Once installed, you can import the createPortal() function to get up and running immediately. This function is a factory that will set up a new "portal" for creating HTTP requests.

import {createPortal} from "portals";

const http = createPortal();

http({ url: "http://example.com/some/endpoint" }).then(res => ...)

The example above doesn't do much outside of creating an XHR request for you. However, the usefulness of this library lies in its use of middleware. The example below will stringify and parse JSON for the request and response data, prefix given URLs with the desired hostname and add the Authorization header with a Bearer token.

Note: Don't be afraid to have multiple portal functions for different use cases. The returned function is incredibly simple and contains little overhead.

import {createPortal, supportsJson, withPrefix, withBearer} from "portals";

const exampleApi = createPortal(
  supportsJson(),
  withPrefix("https://api.example.com")
  withBearer(req => localStorage.getItem("apiToken"))
);

The Request Object

The table below outlines the fields supported by all requests, regardless of middleware.

Field Type Description
url string The endpoint address that we'll making a request to. This field is required.
method string The HTTP method used for the request. Defaults to "GET".
headers object An object literal containing all of the HTTP headers for the request. Automatically gets mapped to the XHR object for the request.
body any The request body used by POST, PUT and PATCH requests. By default, you should use string or FormData formats unless you have middleware in place to handle type conversions.
withCredentials boolean Sets the value of the .withCredentials property of the XHR instance for the request in order to allow secured cross-domain calls. Defaults to true.

The Response Object

The table below represents the object generated for a response before middleware is applied.

Field Type Description
xhr XMLHttpRequest The XHR instance used to perform the request.
statusCode number The HTTP status code returned by the server. Should be within the 200 - 299 for OK or accepted requests.
contentType string The MIME type for the response provided by the Content-Type response header.
headers object Response headers in a simplified object literal.
body any The body of the response.

Error Handling

Because every endpoint handles errors differently, the errors that are reported to your Promise's .catch() handler are only for fatal errors related to problems within your middleware or the XHR call itself. Instead, you can check the status code on the response object that is returned.

Middleware

The middleware system employed by this library is based on Promises and should feel familiar to people who have used libraries with similar patterns (like Koa). Middleware in Portals is a function that accepts a Request object and a next() function that will invoke and return the result of the next middleware in the stack. The result of next() will always be a Promise.

Note: Portals supports native promises and can safely be used with the async/await keywords.

function myMiddleware(request, next) {
  // do something with the request
  return next().then(function(response) {
    // do something with the response
  });
}

Included Middleware

supportsJson()

Encodes object literal body values into JSON requests and automatically parses JSON response bodies.

withPrefix(prefix)

Prefix the request URL with either a full hostname or partial URI.

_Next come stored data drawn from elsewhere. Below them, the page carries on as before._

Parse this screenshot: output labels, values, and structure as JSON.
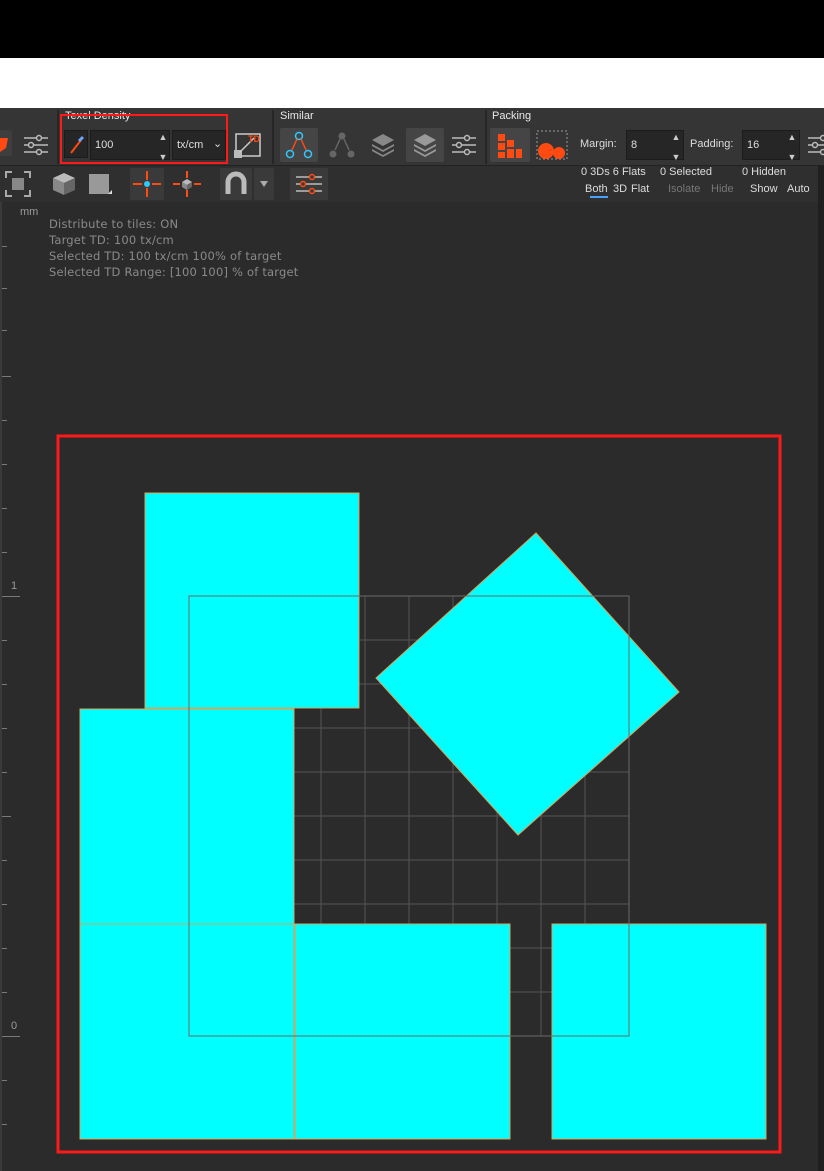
{
  "toolbar": {
    "texel_density": {
      "group_label": "Texel Density",
      "value": "100",
      "unit_options": [
        "tx/cm"
      ],
      "unit_selected": "tx/cm",
      "td_button_label": "TD"
    },
    "similar": {
      "group_label": "Similar"
    },
    "packing": {
      "group_label": "Packing",
      "margin_label": "Margin:",
      "margin_value": "8",
      "padding_label": "Padding:",
      "padding_value": "16"
    }
  },
  "toolbar2": {
    "stats": {
      "counts": "0 3Ds 6 Flats",
      "selected": "0 Selected",
      "hidden": "0 Hidden"
    },
    "filters": {
      "both": "Both",
      "three_d": "3D",
      "flat": "Flat"
    },
    "actions": {
      "isolate": "Isolate",
      "hide": "Hide",
      "show": "Show",
      "auto": "Auto"
    }
  },
  "viewport": {
    "ruler_unit": "mm",
    "ruler_labels": {
      "one": "1",
      "zero": "0"
    },
    "info_lines": [
      "Distribute to tiles: ON",
      "Target TD: 100 tx/cm",
      "Selected TD: 100 tx/cm 100% of target",
      "Selected TD Range: [100  100] % of target"
    ]
  },
  "colors": {
    "uv_fill": "#00ffff",
    "highlight_box": "#ff1a1a",
    "accent_orange": "#ff4a12",
    "panel_bg": "#2b2b2b",
    "toolbar_bg": "#353535"
  },
  "icons": [
    "shield-icon",
    "sliders-icon",
    "eyedropper-icon",
    "td-apply-icon",
    "similar-select-icon",
    "similar-dim-icon",
    "layers-icon",
    "layers-filled-icon",
    "pack-blocks-icon",
    "pack-circles-icon",
    "frame-icon",
    "cube-icon",
    "square-icon",
    "move-center-icon",
    "move-3d-icon",
    "magnet-icon",
    "dropdown-arrow-icon"
  ]
}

import {withPrefix} from "portals";

// converts `/foo` to `/api/foo` and...
// converts `http://example.com` to `http://example.com/api`
withPrefix("/api")

// converts `/foo` to `http://example.com/foo` but
// leaves `http://somewhere.else.com/foo` alone
withPrefix("http://example.com")

withHeader(name, value, override = false)

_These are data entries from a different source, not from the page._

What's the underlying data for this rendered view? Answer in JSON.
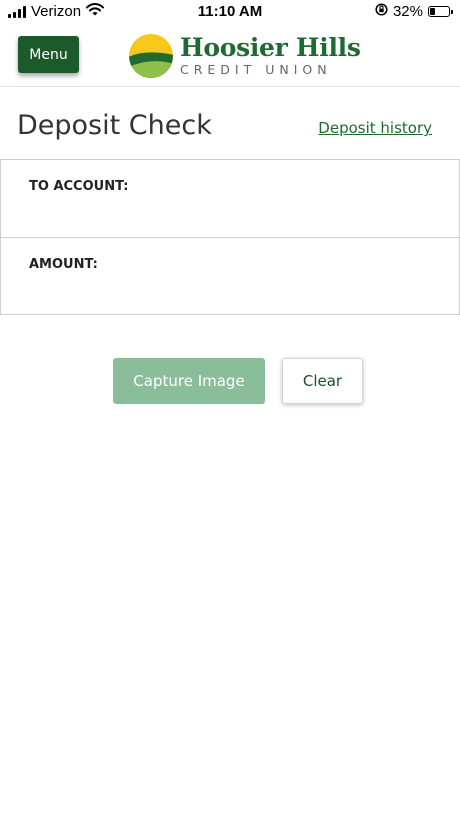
{
  "status_bar": {
    "carrier": "Verizon",
    "time": "11:10 AM",
    "battery_percent": "32%",
    "battery_level": 0.32,
    "icons": [
      "signal-icon",
      "wifi-icon",
      "orientation-lock-icon",
      "battery-icon"
    ]
  },
  "header": {
    "menu_label": "Menu",
    "logo_name": "Hoosier Hills",
    "logo_subtitle": "CREDIT UNION",
    "logo_colors": {
      "sun": "#f5c91b",
      "hill_dark": "#1f6a30",
      "hill_light": "#8cc04b"
    }
  },
  "page": {
    "title": "Deposit Check",
    "history_link": "Deposit history"
  },
  "form": {
    "to_account_label": "TO ACCOUNT:",
    "amount_label": "AMOUNT:",
    "capture_label": "Capture Image",
    "clear_label": "Clear"
  },
  "colors": {
    "brand_green": "#1d5a2a",
    "capture_disabled": "#8abd9a",
    "link_green": "#1f6a30"
  }
}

Add a header to your request, either as a default if none is provided or as a constant override. The second argument, value, can also be a function that receives the request object.

import {withHeader} from "portals";

// Default header
withHeader("Content-Type", "application/json")

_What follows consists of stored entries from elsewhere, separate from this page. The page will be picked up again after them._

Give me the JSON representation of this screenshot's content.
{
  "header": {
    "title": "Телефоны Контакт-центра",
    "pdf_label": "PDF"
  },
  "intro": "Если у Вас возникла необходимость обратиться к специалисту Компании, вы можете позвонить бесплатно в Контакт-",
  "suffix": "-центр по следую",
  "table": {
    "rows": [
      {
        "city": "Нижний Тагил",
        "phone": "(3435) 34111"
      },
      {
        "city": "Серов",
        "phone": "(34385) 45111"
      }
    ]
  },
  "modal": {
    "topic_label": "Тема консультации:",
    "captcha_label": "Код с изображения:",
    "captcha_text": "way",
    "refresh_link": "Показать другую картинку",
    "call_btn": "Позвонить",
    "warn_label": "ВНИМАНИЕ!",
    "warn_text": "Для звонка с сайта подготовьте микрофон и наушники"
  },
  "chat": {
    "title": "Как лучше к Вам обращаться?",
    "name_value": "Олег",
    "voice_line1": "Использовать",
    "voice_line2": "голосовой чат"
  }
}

// Constant override header
withHeader("Content-Type", "application/json", true)

// Dynamic header value
withHeader("Content-Type", (req) => (req.body instanceof FormData ? "multipart/form-data" : "application/json"))

withAuthorization(getToken)

Passes the request object to the given getToken method to generate a value for the Authorization header. Optionally supports a custom string prefix as the second value that is only applied when a string value is successfully returned from the getToken function call.

import {withAuthorization} from "portals";

withAuthorization(req => localStorage.getItem("apiToken"))
// { headers: { Authorization: "${apiToken}" } }

withAuthorization(req => localStorage.getItem("apiToken"), "Token ")
// { headers: { Authorization: "Token ${apiToken}" } }

withBearer(getToken)

Passes the request object to the given getToken method to generate a Bearer token for the Authorization header.

import {withBearer} from "portals";

withBearer(req => localStorage.getItem("apiToken"))
// { headers: { Authorization: "Bearer ${apiToken}" } }

withXSRFToken(cookieName = "XSRF-TOKEN", headerName = "X-XSRF-TOKEN")

Passes along the value for the specified cookieName to the server via the header specified by headerName.